The Nine Best Episodes Ever

by Miss Alli October 28, 2007 1:59 PM
Amazing Race

Season Two, Episode Thirteen: "Follow That Plane (II)"
A.K.A. Wil And The Blowtorch

Some episodes are great because of their finishes, some episodes are great because of the personalities they display, and some episodes are great because one single thing in them is so heart-bustingly awesome that you feel like you have to call your friends and talk about it on its anniversary for years to come.

Most of the last hour of the second season was unremarkable. Evenly matched pieces of crap Wil and Tara began the leg having lost a clue they needed desperately, but it all came to nothing when they were able to follow the other teams until they got back on their feet. They then spent the evening grousing at each other around a campfire, during which Tara's giddily spiteful declarations that she'd almost rather not win the race at all just so that Wil wouldn't get any money set the stage for quite a bit of future controversy. Even the ending, a closely contested footrace in which Boston bouncers Chris and Alex passed Wil and Tara -- well, Tara, really -- with about thirty seconds of running to go, wasn't as compelling as you'd think, because...who really cared about any of them?

No, the genius of the episode isn't found in that down-to-the-wire ending. The genius of the episode is found in the Roadblock, in which the chosen team member had to use a hodgepodge of hardware-store tools to retrieve a clue from the middle of a globe of ice probably a foot and a half across. Wil first whacked at the globe with a hammer, making absolutely no progress whatsoever. He then went for a blowtorch, trying to melt it into submission. This also accomplished nothing, although he did manage to set the bag of tools on fire.
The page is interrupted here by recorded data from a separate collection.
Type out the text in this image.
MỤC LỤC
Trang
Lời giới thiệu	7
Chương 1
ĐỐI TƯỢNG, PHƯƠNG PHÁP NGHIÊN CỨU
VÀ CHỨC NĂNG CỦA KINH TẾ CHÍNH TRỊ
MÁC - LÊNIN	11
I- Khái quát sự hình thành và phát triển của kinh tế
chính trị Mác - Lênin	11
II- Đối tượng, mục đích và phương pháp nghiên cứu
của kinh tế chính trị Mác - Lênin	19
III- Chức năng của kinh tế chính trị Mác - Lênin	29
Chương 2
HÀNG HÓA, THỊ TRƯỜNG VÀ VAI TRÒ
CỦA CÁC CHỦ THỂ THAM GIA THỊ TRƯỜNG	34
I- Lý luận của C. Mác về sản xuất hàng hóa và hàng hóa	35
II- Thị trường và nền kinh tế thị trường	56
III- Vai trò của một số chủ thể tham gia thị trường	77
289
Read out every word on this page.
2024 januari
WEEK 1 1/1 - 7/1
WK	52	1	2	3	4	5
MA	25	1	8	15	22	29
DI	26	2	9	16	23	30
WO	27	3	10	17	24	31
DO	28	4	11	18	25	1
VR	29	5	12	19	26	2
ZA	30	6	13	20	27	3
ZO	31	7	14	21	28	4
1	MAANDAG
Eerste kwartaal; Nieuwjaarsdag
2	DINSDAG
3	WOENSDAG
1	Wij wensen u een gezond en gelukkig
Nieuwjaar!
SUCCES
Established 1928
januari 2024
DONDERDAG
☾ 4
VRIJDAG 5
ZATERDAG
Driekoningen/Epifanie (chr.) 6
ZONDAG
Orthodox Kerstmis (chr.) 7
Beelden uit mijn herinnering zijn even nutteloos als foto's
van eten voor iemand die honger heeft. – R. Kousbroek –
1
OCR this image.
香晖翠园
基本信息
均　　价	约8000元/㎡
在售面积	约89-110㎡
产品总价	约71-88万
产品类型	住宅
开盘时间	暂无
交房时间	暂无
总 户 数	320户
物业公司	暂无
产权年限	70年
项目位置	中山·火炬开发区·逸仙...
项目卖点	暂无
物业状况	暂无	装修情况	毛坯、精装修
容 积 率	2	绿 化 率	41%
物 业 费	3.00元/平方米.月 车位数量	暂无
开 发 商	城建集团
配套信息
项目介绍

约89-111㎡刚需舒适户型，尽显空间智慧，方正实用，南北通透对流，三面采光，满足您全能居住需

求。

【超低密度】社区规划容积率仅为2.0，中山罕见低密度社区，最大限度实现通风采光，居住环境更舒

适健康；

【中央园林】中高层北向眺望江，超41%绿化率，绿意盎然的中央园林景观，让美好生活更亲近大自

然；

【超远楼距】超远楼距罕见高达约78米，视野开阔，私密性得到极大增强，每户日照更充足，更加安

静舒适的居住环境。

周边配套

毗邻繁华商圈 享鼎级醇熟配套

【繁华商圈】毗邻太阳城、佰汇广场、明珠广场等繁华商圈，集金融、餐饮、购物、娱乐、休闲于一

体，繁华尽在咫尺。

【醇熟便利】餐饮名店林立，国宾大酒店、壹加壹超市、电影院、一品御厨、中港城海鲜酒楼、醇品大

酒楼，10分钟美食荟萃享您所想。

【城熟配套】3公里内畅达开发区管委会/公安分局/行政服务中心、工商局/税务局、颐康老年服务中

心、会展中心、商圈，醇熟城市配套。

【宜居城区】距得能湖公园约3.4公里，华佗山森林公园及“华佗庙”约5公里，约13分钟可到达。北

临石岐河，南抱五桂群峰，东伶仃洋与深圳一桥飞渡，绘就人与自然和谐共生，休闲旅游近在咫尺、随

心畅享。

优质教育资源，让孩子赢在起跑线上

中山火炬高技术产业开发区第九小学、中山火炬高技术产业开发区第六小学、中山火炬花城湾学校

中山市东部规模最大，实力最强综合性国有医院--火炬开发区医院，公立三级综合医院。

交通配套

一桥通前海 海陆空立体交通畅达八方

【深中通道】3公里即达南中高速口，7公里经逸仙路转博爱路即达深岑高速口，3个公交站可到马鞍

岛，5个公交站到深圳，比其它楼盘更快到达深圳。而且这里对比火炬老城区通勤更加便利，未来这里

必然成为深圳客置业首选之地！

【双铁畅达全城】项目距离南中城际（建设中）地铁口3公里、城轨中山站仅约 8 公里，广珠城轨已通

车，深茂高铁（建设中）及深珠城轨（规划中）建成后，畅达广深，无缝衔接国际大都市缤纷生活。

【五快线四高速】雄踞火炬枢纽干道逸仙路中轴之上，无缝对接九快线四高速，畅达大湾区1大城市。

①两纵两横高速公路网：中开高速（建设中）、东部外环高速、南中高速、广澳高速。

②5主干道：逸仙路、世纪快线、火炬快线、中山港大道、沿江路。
He picked a power drill and put several very long holes in the globe. Nothing. More hammering. A chisel. Wil got the clue eventually, but for some reason, the sight of his hapless, beleaguered self -- set up early as a bully, but later revealed as also a victim of a partner who was equally bad -- madly assaulting a block of ice with a blowtorch and a drill like a pissed-off cartoon character was the kind of bizarre physical comedy act that transforms the pedestrian into the transcendent. Oh, Wil. How we miss you.